01. Cinta Pertama

274 42 3
                                    

"The pain of the first love is the greatest sorrow; one who has never loved before cannot know what it means to lose it."

••••


Hari sabtu pertama di bulan April tepat pada tanggal satu, laporan cuaca malam ini hujan deras disertai petir.

Ting!

Suara elektronik mungil itu bersuara, membuat sang pemiliknya terbangun dari tidur lelapnya. Masih dengan mata terpejam, diambilnya ponsel berlogo apel yang berada tepat sampingnya. Ketika ponselnya telah tergenggam, kedua matanya menyipit melihat layar ponsel yang menyala.

Rossa Bawel : 'Kalau gak dateng, fix kita musuhan setahun!'

Setelah membaca salah satu pesan dari teman dekatnya, Cinta Anindya kembali meletakkan ponsel itu dengan malas. Bukannya membalas pesan itu, tapi ia malah menarik selimutnya kembali. Rasanya tak ada energi untuk beranjak pergi menuruti ajakan Rossa, ㅡteman dekat sekaligus sahabat sematinya.

Gertakan dari Rossa tak membuatnya takut. Justru Rossa yang mungkin akan ketakutan jika mereka musuhan satu tahun. Bagaimana pun, Cinta adalah sahabat semati Rossa.

Hari ini Cinta merasa tubuhnya sangat lemas dan ia malas untuk bergerak apalagi pergi keluar rumah. Entah karena ia terlalu lelah akibat pekerjaannya dalam minggu ini atau memang karena sebenarnya ia ingin menghindari bertemu seseorang jika ia berangkat menuruti Rossa nanti. Membayangkannya saja sudah membuatnya gugup setengah mati.

Cinta tak bisa tidur, isi kepalanya dipenuhi oleh segala kemungkinan yang akan terjadi jika ia berangkat ke reuni SMA. Seperti, 'Dia dateng gak ya? Kalau iya, nanti gue harus nyapanya gimana? Kalau dia nanti udah gandeng pacar, gue bisa ngendaliin ekspresi muka gue gak ya? Atau jangan-jangan dia udah mau nikah terus bagi undangan?'

Cinta tiba-tiba saja melempar selimutnya sambil berteriak frustasi. Sial, kenapa masih saja tidak bisa menghadapi 'dia'? Sudah lima tahun berlalu, harusnya Cinta sudah bisa mendapat seorang penngganti atau minimal ia bisa membuang semua rasa sampai tidak tersisa lagi. Harusnya Cinta sudah menggandeng pria lain dan datang ke reuni sekolah dengan percaya diri.

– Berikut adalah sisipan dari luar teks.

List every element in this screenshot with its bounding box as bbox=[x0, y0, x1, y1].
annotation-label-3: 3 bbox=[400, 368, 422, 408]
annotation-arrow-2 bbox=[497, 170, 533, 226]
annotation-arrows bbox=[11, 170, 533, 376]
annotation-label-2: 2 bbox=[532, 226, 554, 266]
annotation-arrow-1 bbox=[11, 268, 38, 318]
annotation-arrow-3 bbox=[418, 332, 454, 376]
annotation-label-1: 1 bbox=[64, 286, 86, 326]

Tapi sayangnya semua itu tidaklah terjadi. Sungguh ironi, Cinta masih diam di tempat yang sama dengan perasaan yang sama pula.

Ponsel Cinta kembali berbunyi nyaring, kali ini sebuah panggilan telepon bukan pesan lagi.

Cinta meliriknya malas, ia kira akan ada nama Rossa Bawel di layar ponselnya tetapi bukan. Orang lain yang menghubunginya, Elang Bagaskara. Sempat ragu, akhirnya Cinta menerima panggilan itu setelah menghela napas panjang. Tentunya ia sudah tahu kenapa Elang menghubunginya sekarang. Apalagi kalau bukan ajakan, ㅡtepatnya paksaan, untuk pergi ke reuni SMA.

Kenapa semua orang memaksanya?

"Halo, Lang?" jawab Cinta setelah menerima panggilan itu.

"Berangkat 'kan? Gue jemput, ya?" tanya Elang dari seberang sana. Terdengar suara klakson motor dan mobil bersautan, sepertinya Elang sudah berada di jalan.

Cinta masih enggan untuk mengiyakan, ia masih ragu pada dirinya. "Hmm, gue males banget banget banget."jawabnya dengan menekankan tiga kali kata terakhir yang diucapkan.

"Siap-siap aja sekarang. Tiga puluh menit, hm atau sejam lagi gue nyampe rumah lo. Gue kejebak macet."

Belum Cinta mengiyakan, panggilan itu terputus secara sepihak.  Cinta mendengus sebal. Ia bahkan sudah bilang ia malas tapi masih saja dipaksa.

Lalu akhirnya sudah tidak ada pilihan lain lagi, Cinta harus mengumpulkan niat yang sedari tadi masih berceceran. Daripada nanti Elang sudah datang dan ia masih berpakaian lusuh begini.